A mudança dos tempos implica, quase necessariamente, a mudança das mentalidades. É uma evidência que decorre da evolução das sociedades ao longo da História. São processos morosos e que não acontecem de um dia para o outro. Não se mudam mentalidades por decreto e muito menos por imposição. A questão é que, nos últimos anos, tem-se assistido a uma aceleração incontrolável para a instituição de modelos de pensamento que resultam, em parte, dos excessos da globalização e da (r)evolução das tecnologias de informação /comunicação, com a emergência, por exemplo, do fenómeno das “redes sociais”, onde impera uma espécie de anarquia e que acaba por ditar tendências.

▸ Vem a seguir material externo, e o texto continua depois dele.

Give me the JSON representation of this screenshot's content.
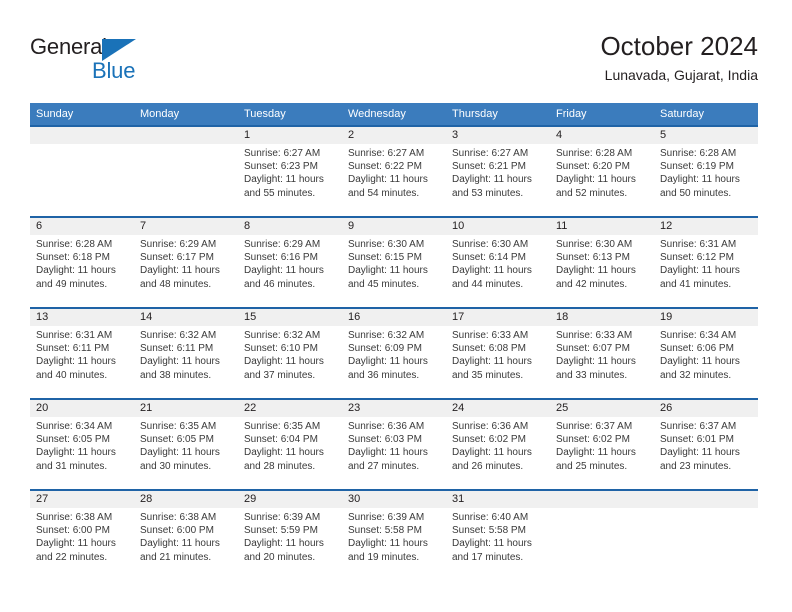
{
  "brand": {
    "name_part1": "General",
    "name_part2": "Blue",
    "triangle_color": "#1a72b8"
  },
  "header": {
    "title": "October 2024",
    "subtitle": "Lunavada, Gujarat, India",
    "header_bg": "#3b7cbd",
    "separator_color": "#1f63a6",
    "daynum_band_bg": "#f0f0f0"
  },
  "weekdays": [
    "Sunday",
    "Monday",
    "Tuesday",
    "Wednesday",
    "Thursday",
    "Friday",
    "Saturday"
  ],
  "labels": {
    "sunrise_prefix": "Sunrise: ",
    "sunset_prefix": "Sunset: ",
    "daylight_prefix": "Daylight: "
  },
  "weeks": [
    [
      {
        "day": "",
        "sunrise": "",
        "sunset": "",
        "daylight_line1": "",
        "daylight_line2": ""
      },
      {
        "day": "",
        "sunrise": "",
        "sunset": "",
        "daylight_line1": "",
        "daylight_line2": ""
      },
      {
        "day": "1",
        "sunrise": "Sunrise: 6:27 AM",
        "sunset": "Sunset: 6:23 PM",
        "daylight_line1": "Daylight: 11 hours",
        "daylight_line2": "and 55 minutes."
      },
      {
        "day": "2",
        "sunrise": "Sunrise: 6:27 AM",
        "sunset": "Sunset: 6:22 PM",
        "daylight_line1": "Daylight: 11 hours",
        "daylight_line2": "and 54 minutes."
      },
      {
        "day": "3",
        "sunrise": "Sunrise: 6:27 AM",
        "sunset": "Sunset: 6:21 PM",
        "daylight_line1": "Daylight: 11 hours",
        "daylight_line2": "and 53 minutes."
      },
      {
        "day": "4",
        "sunrise": "Sunrise: 6:28 AM",
        "sunset": "Sunset: 6:20 PM",
        "daylight_line1": "Daylight: 11 hours",
        "daylight_line2": "and 52 minutes."
      },
      {
        "day": "5",
        "sunrise": "Sunrise: 6:28 AM",
        "sunset": "Sunset: 6:19 PM",
        "daylight_line1": "Daylight: 11 hours",
        "daylight_line2": "and 50 minutes."
      }
    ],
    [
      {
        "day": "6",
        "sunrise": "Sunrise: 6:28 AM",
        "sunset": "Sunset: 6:18 PM",
        "daylight_line1": "Daylight: 11 hours",
        "daylight_line2": "and 49 minutes."
      },
      {
        "day": "7",
        "sunrise": "Sunrise: 6:29 AM",
        "sunset": "Sunset: 6:17 PM",
        "daylight_line1": "Daylight: 11 hours",
        "daylight_line2": "and 48 minutes."
      },
      {
        "day": "8",
        "sunrise": "Sunrise: 6:29 AM",
        "sunset": "Sunset: 6:16 PM",
        "daylight_line1": "Daylight: 11 hours",
        "daylight_line2": "and 46 minutes."
      },
      {
        "day": "9",
        "sunrise": "Sunrise: 6:30 AM",
        "sunset": "Sunset: 6:15 PM",
        "daylight_line1": "Daylight: 11 hours",
        "daylight_line2": "and 45 minutes."
      },
      {
        "day": "10",
        "sunrise": "Sunrise: 6:30 AM",
        "sunset": "Sunset: 6:14 PM",
        "daylight_line1": "Daylight: 11 hours",
        "daylight_line2": "and 44 minutes."
      },
      {
        "day": "11",
        "sunrise": "Sunrise: 6:30 AM",
        "sunset": "Sunset: 6:13 PM",
        "daylight_line1": "Daylight: 11 hours",
        "daylight_line2": "and 42 minutes."
      },
      {
        "day": "12",
        "sunrise": "Sunrise: 6:31 AM",
        "sunset": "Sunset: 6:12 PM",
        "daylight_line1": "Daylight: 11 hours",
        "daylight_line2": "and 41 minutes."
      }
    ],
    [
      {
        "day": "13",
        "sunrise": "Sunrise: 6:31 AM",
        "sunset": "Sunset: 6:11 PM",
        "daylight_line1": "Daylight: 11 hours",
        "daylight_line2": "and 40 minutes."
      },
      {
        "day": "14",
        "sunrise": "Sunrise: 6:32 AM",
        "sunset": "Sunset: 6:11 PM",
        "daylight_line1": "Daylight: 11 hours",
        "daylight_line2": "and 38 minutes."
      },
      {
        "day": "15",
        "sunrise": "Sunrise: 6:32 AM",
        "sunset": "Sunset: 6:10 PM",
        "daylight_line1": "Daylight: 11 hours",
        "daylight_line2": "and 37 minutes."
      },
      {
        "day": "16",
        "sunrise": "Sunrise: 6:32 AM",
        "sunset": "Sunset: 6:09 PM",
        "daylight_line1": "Daylight: 11 hours",
        "daylight_line2": "and 36 minutes."
      },
      {
        "day": "17",
        "sunrise": "Sunrise: 6:33 AM",
        "sunset": "Sunset: 6:08 PM",
        "daylight_line1": "Daylight: 11 hours",
        "daylight_line2": "and 35 minutes."
      },
      {
        "day": "18",
        "sunrise": "Sunrise: 6:33 AM",
        "sunset": "Sunset: 6:07 PM",
        "daylight_line1": "Daylight: 11 hours",
        "daylight_line2": "and 33 minutes."
      },
      {
        "day": "19",
        "sunrise": "Sunrise: 6:34 AM",
        "sunset": "Sunset: 6:06 PM",
        "daylight_line1": "Daylight: 11 hours",
        "daylight_line2": "and 32 minutes."
      }
    ],
    [
      {
        "day": "20",
        "sunrise": "Sunrise: 6:34 AM",
        "sunset": "Sunset: 6:05 PM",
        "daylight_line1": "Daylight: 11 hours",
        "daylight_line2": "and 31 minutes."
      },
      {
        "day": "21",
        "sunrise": "Sunrise: 6:35 AM",
        "sunset": "Sunset: 6:05 PM",
        "daylight_line1": "Daylight: 11 hours",
        "daylight_line2": "and 30 minutes."
      },
      {
        "day": "22",
        "sunrise": "Sunrise: 6:35 AM",
        "sunset": "Sunset: 6:04 PM",
        "daylight_line1": "Daylight: 11 hours",
        "daylight_line2": "and 28 minutes."
      },
      {
        "day": "23",
        "sunrise": "Sunrise: 6:36 AM",
        "sunset": "Sunset: 6:03 PM",
        "daylight_line1": "Daylight: 11 hours",
        "daylight_line2": "and 27 minutes."
      },
      {
        "day": "24",
        "sunrise": "Sunrise: 6:36 AM",
        "sunset": "Sunset: 6:02 PM",
        "daylight_line1": "Daylight: 11 hours",
        "daylight_line2": "and 26 minutes."
      },
      {
        "day": "25",
        "sunrise": "Sunrise: 6:37 AM",
        "sunset": "Sunset: 6:02 PM",
        "daylight_line1": "Daylight: 11 hours",
        "daylight_line2": "and 25 minutes."
      },
      {
        "day": "26",
        "sunrise": "Sunrise: 6:37 AM",
        "sunset": "Sunset: 6:01 PM",
        "daylight_line1": "Daylight: 11 hours",
        "daylight_line2": "and 23 minutes."
      }
    ],
    [
      {
        "day": "27",
        "sunrise": "Sunrise: 6:38 AM",
        "sunset": "Sunset: 6:00 PM",
        "daylight_line1": "Daylight: 11 hours",
        "daylight_line2": "and 22 minutes."
      },
      {
        "day": "28",
        "sunrise": "Sunrise: 6:38 AM",
        "sunset": "Sunset: 6:00 PM",
        "daylight_line1": "Daylight: 11 hours",
        "daylight_line2": "and 21 minutes."
      },
      {
        "day": "29",
        "sunrise": "Sunrise: 6:39 AM",
        "sunset": "Sunset: 5:59 PM",
        "daylight_line1": "Daylight: 11 hours",
        "daylight_line2": "and 20 minutes."
      },
      {
        "day": "30",
        "sunrise": "Sunrise: 6:39 AM",
        "sunset": "Sunset: 5:58 PM",
        "daylight_line1": "Daylight: 11 hours",
        "daylight_line2": "and 19 minutes."
      },
      {
        "day": "31",
        "sunrise": "Sunrise: 6:40 AM",
        "sunset": "Sunset: 5:58 PM",
        "daylight_line1": "Daylight: 11 hours",
        "daylight_line2": "and 17 minutes."
      },
      {
        "day": "",
        "sunrise": "",
        "sunset": "",
        "daylight_line1": "",
        "daylight_line2": ""
      },
      {
        "day": "",
        "sunrise": "",
        "sunset": "",
        "daylight_line1": "",
        "daylight_line2": ""
      }
    ]
  ]
}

São estas tendências, impostas sobretudo por essas novas “massas” digitais, que, de forma imparável e a uma velocidade louca, têm contribuído para uma certa histeria e cegueira no processo de decisão, de forma a ir ao encontro daquelas que passaram a ser as “convenções socialmente aceites”, comummente o chamado “politicamente correcto”, na convivência entre os cidadãos da polis. E o problema é que estes processos (mesmo aqueles que têm fins mais virtuosos) se desenrolam de forma desenfreada e irreflectida, cometendo-se abusos, exageros e, muitas vezes, absurdos monumentais.

 

A cultura pop, nomeadamente através do cinema e da televisão (leia-se, séries), tem sido quase mimética no eco que faz dessas “exigências” que se fazem ouvir ruidosa e ferozmente nas “redes”. Exigências que, mascaradas com uma pseudo-tolerância e com o mote da defesa da igualdade de direitos, acabam, na verdade, por esconder preconceitos e ideias castradoras, conduzindo ao disparate. Disparates como aquele que, há uns tempos, começaram a circular, sugerindo que uma das personagens masculinas mais icónicas da história do cinema das últimas décadas poderia, na verdade, dar lugar a uma mulher. Felizmente, teve que ser uma mulher a ter a coragem para vir dizer que James Bond continuará a ser um personagem masculino (obviamente) e com as características que lhe são inerentes. Quem o disse foi Barbara Broccoli, a produtora da saga 007 e filha do histórico “Cubby”, que, juntamente com Harry Saltzman, foi quem trouxe o espião dos livros para o cinema.

 

“Bond is male. He’s a male character. He was written as a male and I think he’ll probably stay as a male. And that’s fine. We don’t have to turn male characters into women. Let’s just create more female characters and make the story fit those female characters.” Com esta frase proferida ao The Guardian há umas semanas, Barbara Broccoli pôs fim a um infeliz devaneio, alimentado não se sabe bem por quem, mas, certamente, por alguém que olha para a causa dos direitos de igualdade com as lentes distorcidas do fanatismo. E Broccoli foi ainda mais longe ao reconhecer que James Bond não é propriamente um ideal feminista e que muitas características não seu ADN nunca mudarão. É uma das produtoras mais poderosas da indústria do cinema, precisamente por deter os direitos de James Bond, e quem tenha acompanhado com atenção a evolução da saga dos filmes 007 nos últimos 20 anos, constata que Broccoli foi uma das primeiras a introduzir alterações relativas ao papel da mulher e à forma como o agente secreto as via, indo ao encontro da tal mudança dos tempos. Mudanças que foram sendo graduais sem desvirtuar a essência de 007. Mas a verdade é que nos dias que correm, onde reina um ambiente de “caças às bruxas”, as palavras de Broccoli pressupõem coragem e determinação contra os extremismos da idiotice, sendo de salutar a sua sensibilidade na defesa de algo que continua a alimentar o imaginário de muitos de nós, homens e mulheres.